The conventional buildings that we use today have served many purposes, and have generally met the needs of their users. What nobody realized earlier, however, is that certain aspects of these structures can adversely impact users’ health. They can also have a harmful effect on the environment. Once all of this is recognized, it becomes easy to understand the importance of what has been termed ‘green design.’

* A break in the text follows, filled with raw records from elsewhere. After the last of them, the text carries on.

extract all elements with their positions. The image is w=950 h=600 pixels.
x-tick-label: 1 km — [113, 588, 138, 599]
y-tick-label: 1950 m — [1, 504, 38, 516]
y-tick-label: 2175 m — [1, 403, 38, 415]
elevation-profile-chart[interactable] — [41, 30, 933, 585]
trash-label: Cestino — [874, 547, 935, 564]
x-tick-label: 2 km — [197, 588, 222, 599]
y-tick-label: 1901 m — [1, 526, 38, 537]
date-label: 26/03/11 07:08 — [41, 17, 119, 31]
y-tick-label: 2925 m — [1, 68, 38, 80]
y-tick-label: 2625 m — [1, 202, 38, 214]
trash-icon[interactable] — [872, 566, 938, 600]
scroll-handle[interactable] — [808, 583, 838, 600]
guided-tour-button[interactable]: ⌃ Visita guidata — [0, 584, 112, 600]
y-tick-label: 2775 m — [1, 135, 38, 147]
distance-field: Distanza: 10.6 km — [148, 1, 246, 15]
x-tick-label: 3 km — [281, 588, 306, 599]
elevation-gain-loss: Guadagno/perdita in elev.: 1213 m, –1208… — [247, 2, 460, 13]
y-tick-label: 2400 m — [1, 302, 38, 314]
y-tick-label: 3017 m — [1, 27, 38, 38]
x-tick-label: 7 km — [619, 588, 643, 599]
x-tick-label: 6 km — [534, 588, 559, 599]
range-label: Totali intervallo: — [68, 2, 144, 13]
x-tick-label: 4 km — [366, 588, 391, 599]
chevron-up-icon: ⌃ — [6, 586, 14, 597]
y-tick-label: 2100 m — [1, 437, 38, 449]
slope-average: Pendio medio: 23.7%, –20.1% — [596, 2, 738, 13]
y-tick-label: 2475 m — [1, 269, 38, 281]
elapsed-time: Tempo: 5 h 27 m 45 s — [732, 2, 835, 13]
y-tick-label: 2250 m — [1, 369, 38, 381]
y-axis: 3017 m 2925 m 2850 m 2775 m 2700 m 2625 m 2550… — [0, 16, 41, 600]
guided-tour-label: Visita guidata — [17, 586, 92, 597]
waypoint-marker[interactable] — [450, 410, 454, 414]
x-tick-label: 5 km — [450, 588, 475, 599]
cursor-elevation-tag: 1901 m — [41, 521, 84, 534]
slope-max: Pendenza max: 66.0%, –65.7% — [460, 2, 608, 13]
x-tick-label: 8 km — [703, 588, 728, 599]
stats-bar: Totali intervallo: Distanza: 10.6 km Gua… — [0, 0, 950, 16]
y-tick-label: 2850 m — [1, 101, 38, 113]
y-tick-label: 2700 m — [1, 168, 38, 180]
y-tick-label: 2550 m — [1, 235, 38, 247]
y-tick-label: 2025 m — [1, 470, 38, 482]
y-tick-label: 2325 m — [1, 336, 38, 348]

Pitfalls of Conventional Building Design
Upon the introduction of green design, the negative aspects of conventional construction became better understood, but were nevertheless accepted. Some of these pitfalls include the following:
- An excessive use of energy
- The emission of greenhouse gases
- Problems associated with waste disposal
What’s more, these negative aspects can remain in effect for as many as 75 years, or even longer. Any one of these pitfalls should be enough to raise the alarm about the pressing need for change, and this is what green design is aimed at.
The Green Approach
The negative aspects of conventional building design must eventually be addressed and dealt with. Green design claims to do this by:
- Reducing the amount of resources used in construction
- Minimizing the cost of maintaining structures
- Reducing waste
- Reducing the impact on the environment
- Creating a healthier living space
All of these issues remain points of concern to anyone involved in green design. Hopefully, this concern will eventually carry over into the realm of public policy.